アニメ調のグラフィックなので「軽そう」に見えますが、快適にプレイ(高フレームレートを維持)するには、RTX 4000番台や5000番台クラスのGPUが欲しくなります。 競技性の高いシューターにおいて、フレームレートが出ないのは致命的です。
「基本無料だからやってみようかな」と思っても、「入れてみたけど重くて動かなかった」といって離脱した層も、潜在的にはかなり多いのではないでしょうか。
2026年3月現在、MSIをはじめとする大手メーカーがマザーボードやグラフィックボードなどのPCパーツの大幅な値上げを発表しました。部材高騰の影響が直撃しており、今後は他メーカーやBTOパソコン本体の価格にも波及することが確実視されています。

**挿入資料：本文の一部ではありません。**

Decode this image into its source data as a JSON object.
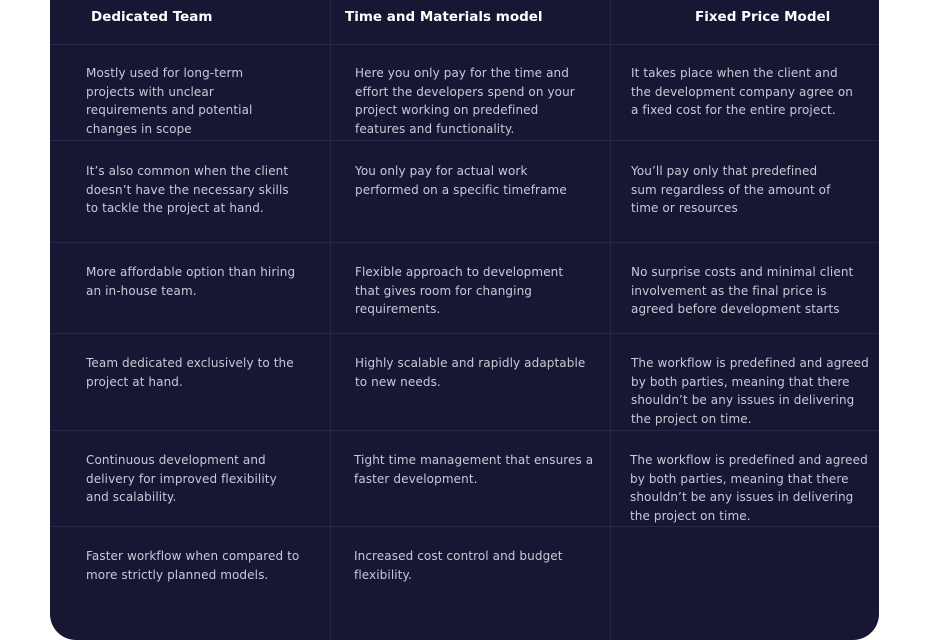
{
  "table": {
    "headers": [
      "Dedicated Team",
      "Time and Materials model",
      "Fixed Price Model"
    ],
    "rows": [
      [
        "Mostly used for long-term projects with unclear requirements and potential changes in scope",
        "Here you only pay for the time and effort the developers spend on your project working on predefined features and functionality.",
        "It takes place when the client and the development company agree on a fixed cost for the entire project."
      ],
      [
        "It’s also common when the client doesn’t have the necessary skills to tackle the project at hand.",
        "You only pay for actual work performed on a specific timeframe",
        "You’ll pay only that predefined sum regardless of the amount of time or resources"
      ],
      [
        "More affordable option than hiring an in-house team.",
        "Flexible approach to development that gives room for changing requirements.",
        "No surprise costs and minimal client involvement as the final price is agreed before development starts"
      ],
      [
        "Team dedicated exclusively to the project at hand.",
        "Highly scalable and rapidly adaptable to new needs.",
        "The workflow is predefined and agreed by both parties, meaning that there shouldn’t be any issues in delivering the project on time."
      ],
      [
        "Continuous development and delivery for improved flexibility and scalability.",
        "Tight time management that ensures a faster development.",
        "The workflow is predefined and agreed by both parties, meaning that there shouldn’t be any issues in delivering the project on time."
      ],
      [
        "Faster workflow when compared to more strictly planned models.",
        "Increased cost control and budget flexibility.",
        ""
      ]
    ]
  }
}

PCの買い替えを検討している方は、本格的な値上げラッシュが来る前の「今のうち」に確保しておくことを強くおすすめします。
現在、高品質なBTOパソコンで知られる「サイコム」では、PC本体が最大3万円引きとなる『春の新生活応援キャンペーン2026』(4月13日まで)を開催しています。パーツ高騰が本格化する前に、ワンランク上の冷却性能と静音性を持つPCをお得に手に入れる絶好のチャンスです。
それでも私がMarvel Rivalsを続ける理由
ここまで「流行らない理由」を分析してきましたが、それでも私はこのゲームをプレイし続けます。 なぜなら、シンプルに「面白いから」です。
- 唯一無二の没入感: アイアンマンで空を飛び、ハルクで暴れる。この体験は他のFPSでは味わえません。 何より、大好きな映画のキャラを動かせるという感動もひとしお
- TPS視点の楽しさ: 自キャラのスキンやアクションが見えるTPS視点は、動かしていて純粋に楽しい。

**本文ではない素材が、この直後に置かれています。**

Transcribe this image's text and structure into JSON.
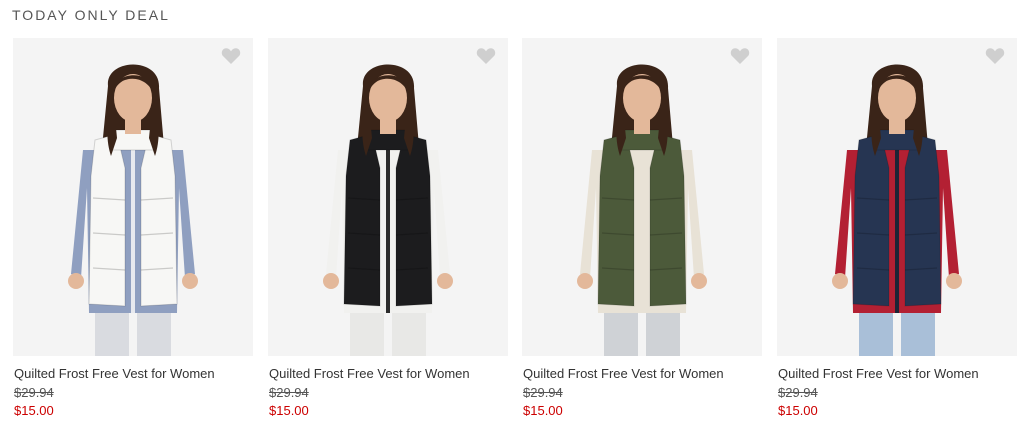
{
  "section": {
    "title": "TODAY ONLY DEAL"
  },
  "products": [
    {
      "name": "Quilted Frost Free Vest for Women",
      "original_price": "$29.94",
      "sale_price": "$15.00",
      "vest_color": "#f7f7f5",
      "shirt_color": "#8f9fc0",
      "shirt_alt": "#e7e9ef",
      "pants_color": "#d9dbe0"
    },
    {
      "name": "Quilted Frost Free Vest for Women",
      "original_price": "$29.94",
      "sale_price": "$15.00",
      "vest_color": "#1c1c1e",
      "shirt_color": "#f1f1ef",
      "shirt_alt": "#2b2b2b",
      "pants_color": "#e8e8e6"
    },
    {
      "name": "Quilted Frost Free Vest for Women",
      "original_price": "$29.94",
      "sale_price": "$15.00",
      "vest_color": "#4c5a3a",
      "shirt_color": "#e8e2d6",
      "shirt_alt": "#e8e2d6",
      "pants_color": "#cfd2d6"
    },
    {
      "name": "Quilted Frost Free Vest for Women",
      "original_price": "$29.94",
      "sale_price": "$15.00",
      "vest_color": "#263552",
      "shirt_color": "#b32033",
      "shirt_alt": "#1e2436",
      "pants_color": "#a9bfd8"
    }
  ],
  "colors": {
    "sale_price": "#cc0000",
    "heart": "#cfcfcf",
    "photo_bg": "#f4f4f4"
  },
  "icons": {
    "favorite": "heart-icon"
  }
}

- 進化の可能性: まだ始まったばかりのゲームです。デッドプールの追加で人口も盛り返したり、頻繁なアップデートでプレイヤーを飽きさせません。
まとめ:食わず嫌いはもったいない!
「日本人が少ない」というのは事実かもしれませんが、裏を返せば「コアなゲーマーの同志を見つけるチャンス」でもあります。 もし、「映画見てないしな…」「周り誰もやってないしな…」と思って二の足を踏んでいる人がいたら、ぜひ一度触ってみてください。
この「カオス」な戦場に飛び込んで、一緒に暴れまわりましょう!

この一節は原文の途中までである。